Our own Dr. Joanne Grasso, Program Chairperson of the Round Table, was our October speaker. Dr. Grasso has just published her second book, George Washington’s 1790 Grand Tour of Long Island.
Aided by a slideshow, as all our speakers are, Dr. Grasso explained that His Excellency was on Long Island four times. He rode out to Greenport before the war, he commanded at the Battle of Brooklyn in 1776, he visited a plant nursery in Flushing as President in October of 1789, and made his grand politicking tour the following summer. He employed advance men who arranged for his lodging at inns and private homes. He rode in a white coach pulled by white horses. He traveled as far out as Patchogue on the South Shore and Setauket (home of the wartime Culper spy ring) on the north.
Dr. Grasso’s main source was the General’s own diary. She gave us a research tip: People don’t read government documents enough, and they are very useful in tracing history.
The President could see for himself how the Redcoats had stripped Long Island of anything useful, and writes in his diary of Kings County: “Farmers had been pillaged and the property of exiled Whigs given over to Tory friends of the Governor.”
Here is what grabbed this reporter: Washington,
when stopping at an inn, would take an inferior room
over one that had been slept in by British officers.
There you see an insight into the hard feelings
entertained by the American Commander in Chief
toward the late military occupiers of this war-torn
part of the country.
Dr. Joanne Grasso (right) chats with Lynne Saginaw and
Dave Jacobs prior to the October meeting.
A few of Dr. Grasso’s additional notes: You can today follow the markers, along the roads, of the “Spy Trail” on Long Island. Students no longer know who Nathan Hale was. (True! Eight customers in their twenties on a walking tour just this October had never heard of America’s first spy or his famous last words.) Perhaps they know Hale’s story in Halesite, a hamlet in Suffolk County where it is believed Hale landed by boat from Connecticut on his fateful mission. There is a Hale monument there.
Finally, Dr.
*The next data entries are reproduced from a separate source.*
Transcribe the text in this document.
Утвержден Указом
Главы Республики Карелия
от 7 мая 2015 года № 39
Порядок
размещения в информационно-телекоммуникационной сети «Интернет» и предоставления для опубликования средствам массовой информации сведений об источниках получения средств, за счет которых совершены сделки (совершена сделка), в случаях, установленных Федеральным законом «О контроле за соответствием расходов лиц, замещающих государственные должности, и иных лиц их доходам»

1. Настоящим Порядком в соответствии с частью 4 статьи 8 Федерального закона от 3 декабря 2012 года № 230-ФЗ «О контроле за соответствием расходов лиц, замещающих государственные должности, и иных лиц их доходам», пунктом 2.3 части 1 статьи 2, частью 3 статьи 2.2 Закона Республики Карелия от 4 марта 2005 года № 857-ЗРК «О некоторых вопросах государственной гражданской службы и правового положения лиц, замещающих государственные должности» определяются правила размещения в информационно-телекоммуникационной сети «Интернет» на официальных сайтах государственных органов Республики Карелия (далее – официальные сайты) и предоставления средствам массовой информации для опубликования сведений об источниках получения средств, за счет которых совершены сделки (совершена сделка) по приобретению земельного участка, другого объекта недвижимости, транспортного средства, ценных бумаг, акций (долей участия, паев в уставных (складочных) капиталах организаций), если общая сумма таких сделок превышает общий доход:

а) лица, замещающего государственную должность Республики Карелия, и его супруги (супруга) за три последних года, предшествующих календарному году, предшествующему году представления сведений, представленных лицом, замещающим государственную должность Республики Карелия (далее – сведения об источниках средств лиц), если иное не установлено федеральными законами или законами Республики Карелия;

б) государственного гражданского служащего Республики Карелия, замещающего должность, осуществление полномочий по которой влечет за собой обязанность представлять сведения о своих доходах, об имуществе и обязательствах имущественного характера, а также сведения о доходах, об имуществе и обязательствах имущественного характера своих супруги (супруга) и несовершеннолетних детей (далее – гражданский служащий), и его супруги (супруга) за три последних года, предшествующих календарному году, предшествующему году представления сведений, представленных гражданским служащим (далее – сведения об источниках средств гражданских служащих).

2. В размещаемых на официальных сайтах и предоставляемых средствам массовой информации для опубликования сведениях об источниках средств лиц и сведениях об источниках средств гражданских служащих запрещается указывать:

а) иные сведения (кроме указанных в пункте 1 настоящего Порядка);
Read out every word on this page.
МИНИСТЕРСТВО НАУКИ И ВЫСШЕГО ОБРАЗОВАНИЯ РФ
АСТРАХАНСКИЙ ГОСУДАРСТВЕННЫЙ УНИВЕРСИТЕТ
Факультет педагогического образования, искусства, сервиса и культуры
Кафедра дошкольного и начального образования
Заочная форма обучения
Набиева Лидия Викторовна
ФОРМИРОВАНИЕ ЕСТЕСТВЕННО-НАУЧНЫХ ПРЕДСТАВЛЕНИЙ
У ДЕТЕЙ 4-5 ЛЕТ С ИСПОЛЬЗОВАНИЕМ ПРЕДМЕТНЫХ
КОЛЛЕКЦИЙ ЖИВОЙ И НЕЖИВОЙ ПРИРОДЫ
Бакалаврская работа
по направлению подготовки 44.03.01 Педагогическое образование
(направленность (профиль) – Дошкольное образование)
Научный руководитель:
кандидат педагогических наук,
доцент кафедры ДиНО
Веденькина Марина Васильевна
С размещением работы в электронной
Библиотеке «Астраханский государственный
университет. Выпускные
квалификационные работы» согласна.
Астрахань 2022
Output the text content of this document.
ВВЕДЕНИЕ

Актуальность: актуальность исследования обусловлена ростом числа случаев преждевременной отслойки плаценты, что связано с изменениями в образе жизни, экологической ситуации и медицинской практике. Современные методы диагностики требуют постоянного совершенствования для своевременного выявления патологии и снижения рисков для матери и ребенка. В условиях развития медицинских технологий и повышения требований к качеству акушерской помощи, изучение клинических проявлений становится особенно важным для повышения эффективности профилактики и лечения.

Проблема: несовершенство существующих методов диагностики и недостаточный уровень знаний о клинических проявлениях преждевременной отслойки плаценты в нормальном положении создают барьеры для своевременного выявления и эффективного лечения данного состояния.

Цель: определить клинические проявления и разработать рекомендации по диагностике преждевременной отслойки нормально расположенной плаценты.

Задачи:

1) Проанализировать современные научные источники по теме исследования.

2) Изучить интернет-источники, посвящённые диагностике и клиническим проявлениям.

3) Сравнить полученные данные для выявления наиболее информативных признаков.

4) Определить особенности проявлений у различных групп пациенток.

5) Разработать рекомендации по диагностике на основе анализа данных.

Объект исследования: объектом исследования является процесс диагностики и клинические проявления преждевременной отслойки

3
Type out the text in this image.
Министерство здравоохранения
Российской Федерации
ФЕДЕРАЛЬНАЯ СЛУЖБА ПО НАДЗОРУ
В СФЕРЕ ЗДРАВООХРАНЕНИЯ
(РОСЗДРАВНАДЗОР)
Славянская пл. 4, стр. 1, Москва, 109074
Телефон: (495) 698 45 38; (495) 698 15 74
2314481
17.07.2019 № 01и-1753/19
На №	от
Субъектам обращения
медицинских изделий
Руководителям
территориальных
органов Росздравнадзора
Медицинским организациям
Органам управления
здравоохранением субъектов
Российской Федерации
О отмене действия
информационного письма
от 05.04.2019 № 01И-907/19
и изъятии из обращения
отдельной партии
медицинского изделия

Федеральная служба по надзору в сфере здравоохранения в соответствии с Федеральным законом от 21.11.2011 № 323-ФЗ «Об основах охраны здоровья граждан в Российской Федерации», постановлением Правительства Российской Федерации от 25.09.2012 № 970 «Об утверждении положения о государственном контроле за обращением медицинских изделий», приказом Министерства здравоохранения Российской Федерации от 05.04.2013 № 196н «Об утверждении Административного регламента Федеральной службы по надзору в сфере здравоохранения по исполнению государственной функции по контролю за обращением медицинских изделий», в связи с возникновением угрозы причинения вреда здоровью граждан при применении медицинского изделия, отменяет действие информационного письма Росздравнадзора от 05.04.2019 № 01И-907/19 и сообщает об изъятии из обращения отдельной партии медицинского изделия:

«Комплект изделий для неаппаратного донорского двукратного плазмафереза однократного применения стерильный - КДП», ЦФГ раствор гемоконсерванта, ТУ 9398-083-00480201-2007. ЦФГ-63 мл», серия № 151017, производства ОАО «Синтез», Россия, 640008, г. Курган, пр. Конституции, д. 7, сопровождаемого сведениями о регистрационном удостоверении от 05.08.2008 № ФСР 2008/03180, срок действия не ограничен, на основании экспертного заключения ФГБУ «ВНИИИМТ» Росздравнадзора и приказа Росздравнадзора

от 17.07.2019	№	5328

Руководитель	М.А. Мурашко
Grasso has been trying to get a plaque set up in Soho to mark the site of Richmond Hill, a country seat inhabited at one time or another by Aaron Burr, the Washingtons, the Adamses, and Washington Irving. The house stood at Varick Street and Charlton Street. No luck so far.
BOOKS BOOKS BOOKS
At the October meeting, Elizabeth Kahn Kaplan reviewed George Washington’s Surprise Attack: A New Look at the Battle that Decided the Fate of America, by Phillip Thomas Tucker, PhD. (Skyhorse Publishing, 2014).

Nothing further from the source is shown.